Ja, lautete die Antwort von den Vertretern von SPD, Linke, FDP und Grünen. Joachim Fuchs (Grüne) sagte: „Eine Legalisierung ist wichtig. Es ist absurd, dass so ein Thema im Strafrecht geregelt wird. Das muss da raus.“ Gegen eine Reformation des Paragrafen 218 sprachen sich die Vertreter von CDU und AfD aus. Auf die Frage, ob das auch im Fall einer Vergewaltigung gelte, sagte Kaiser, dass das bestehende Abtreibungsrecht einen Abbruch innerhalb der ersten zwölf Wochen erlaube und es somit keine Änderung brauche.

Podstawa: „Redet wie ihr wollt“

Wie stehen die Politiker zur geschlechtersensiblen Sprache? Wird es mit ihnen ein Genderverbot an Schulen wie in Bayern und Thüringen auch in Niedersachsen geben? Dass sie für Vielfalt auch in der Sprache stehen, betonten Langen (SPD), Fuchs (Grüne) und der Liberale Koepke („Jeder darf sich entfalten, wie er möchte“). Der Linken-Vertreter Podstawa hielt die Debatte für ein Ablenkungsmanöver und rief den Schüler zu: „Redet wie ihr wollt.“ Kaiser lehnte Gendersprache ab, hielt aber auch von einem Verbot nichts. Jan Bauer (CDU) umging die Frage und sagte, dass er einen Genderzwang ablehne.

Für welche Klimapolitik stehen SPD, CDU, Grüne. FDP, Linke und AfD?

Der Grüne Fuchs sagte, dass in der vergangenen Legislatur schon einiges an den Start gebracht wurde („Wir sind auf einem guten Weg“). Der Ausstieg aus dem Atomstrom sei richtig. Alle bisherigen Anstrengungen gelte es weiterzuverfolgen: „Der Klimawandel ist ein Fakt, das kann man nicht wegleugnen.“

Von dem FDP-Vertreter hörten die Schüler: „Die FDP setzt auf marktwirtschaftliche Lösungen und technologische Innovationen.“ Außerdem setze die Partei auf Emissionshandel.

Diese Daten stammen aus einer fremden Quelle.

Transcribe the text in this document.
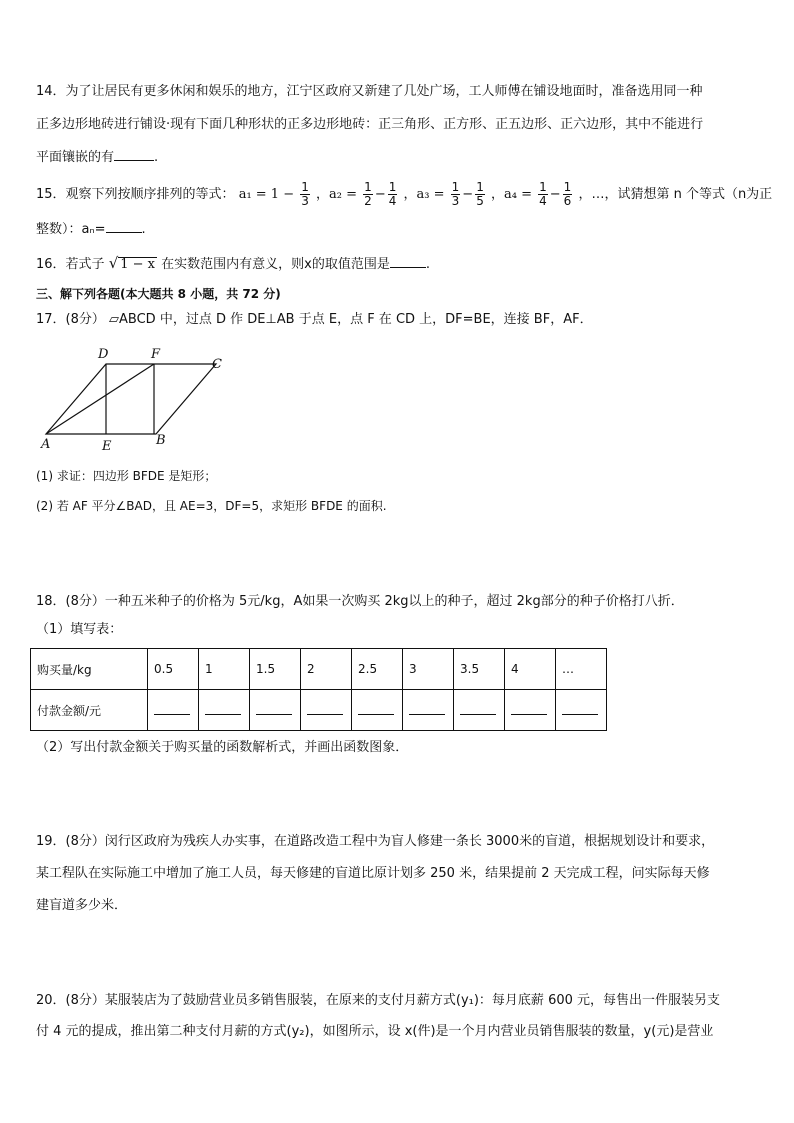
14．为了让居民有更多休闲和娱乐的地方，江宁区政府又新建了几处广场，工人师傅在铺设地面时，准备选用同一种
正多边形地砖进行铺设·现有下面几种形状的正多边形地砖：正三角形、正方形、正五边形、正六边形，其中不能进行
平面镶嵌的有	.
15．观察下列按顺序排列的等式： $a_1 = 1 - \frac{1}{3}$ ，$a_2 = \frac{1}{2} - \frac{1}{4}$ ，$a_3 = \frac{1}{3} - \frac{1}{5}$ ，$a_4 = \frac{1}{4} - \frac{1}{6}$ ，…，试猜想第 n 个等式（n为正
整数）：aₙ=	.
16．若式子 √ 1 − x 在实数范围内有意义，则x的取值范围是	.
三、解下列各题(本大题共 8 小题，共 72 分)
17．(8分） ▱ABCD 中，过点 D 作 DE⊥AB 于点 E，点 F 在 CD 上，DF=BE，连接 BF，AF．
D	F
C
A	E	B
(1) 求证：四边形 BFDE 是矩形；
(2) 若 AF 平分∠BAD，且 AE=3，DF=5，求矩形 BFDE 的面积.
18．(8分）一种五米种子的价格为 5元/kg，A如果一次购买 2kg以上的种子，超过 2kg部分的种子价格打八折．
（1）填写表：
购买量/kg	0.5	1	1.5	2	2.5	3	3.5	4	…
付款金额/元									
（2）写出付款金额关于购买量的函数解析式，并画出函数图象．
19．(8分）闵行区政府为残疾人办实事，在道路改造工程中为盲人修建一条长 3000米的盲道，根据规划设计和要求，
某工程队在实际施工中增加了施工人员，每天修建的盲道比原计划多 250 米，结果提前 2 天完成工程，问实际每天修
建盲道多少米．
20．(8分）某服装店为了鼓励营业员多销售服装，在原来的支付月薪方式(y₁)：每月底薪 600 元，每售出一件服装另支
付 4 元的提成，推出第二种支付月薪的方式(y₂)，如图所示，设 x(件)是一个月内营业员销售服装的数量，y(元)是营业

Bauer von der CDU betonte, „der Klimawandel ist ohne Frage eine der größten Herausforderungen“. Aber, sagte Bauer: „Wir brauchen Grundlastkraftwerke und für Grundlast braucht man konventionelle Kraftwerke.“ Diese habe Deutschland vielfach nicht, mit der Folge, dass Energie aus dem Ausland gekauft werden müsse. Die CDU will in Forschung und Technik investieren und sieht insbesondere beim Thema Wasserstoff Chancen.

AfD-Vertreterin Kaiser sagte: „Die AfD ist für den Austritt aus dem Pariser Klimaabkommen und wir sind auch gegen den subventionierten Ausbau von erneuerbaren Energien.“ Es brauche einen innovativen Energie-Mix. Stichwort: Kernforschung. „Der Ausstieg aus der Kernkraft war viel zu früh“, so Kaiser.

Die SPD setzt auf den weiteren Ausbau mit erneuerbaren Energien, den Wasserstoffausbau und auf nachhaltige Mobilität. Das Ziel: „Deutschland klimaneutral zu machen, ohne Arbeitsplätze zu gefährden.“

Podstawa von den Linken betonte: „Wenn wir die Klimapolitik gut gestalten wollen, müssen wir die Kommunen stärken.“ Von der Klimapolitik der Linken sollen vor allem Menschen mit kleinen Einkommen profitieren. Der Nahverkehr soll stark ausgebaut und langfristig kostenfrei werden. Die Linke wolle weg vom individuellen fossilen Verkehr hin zum kollektiven und nachhaltigen.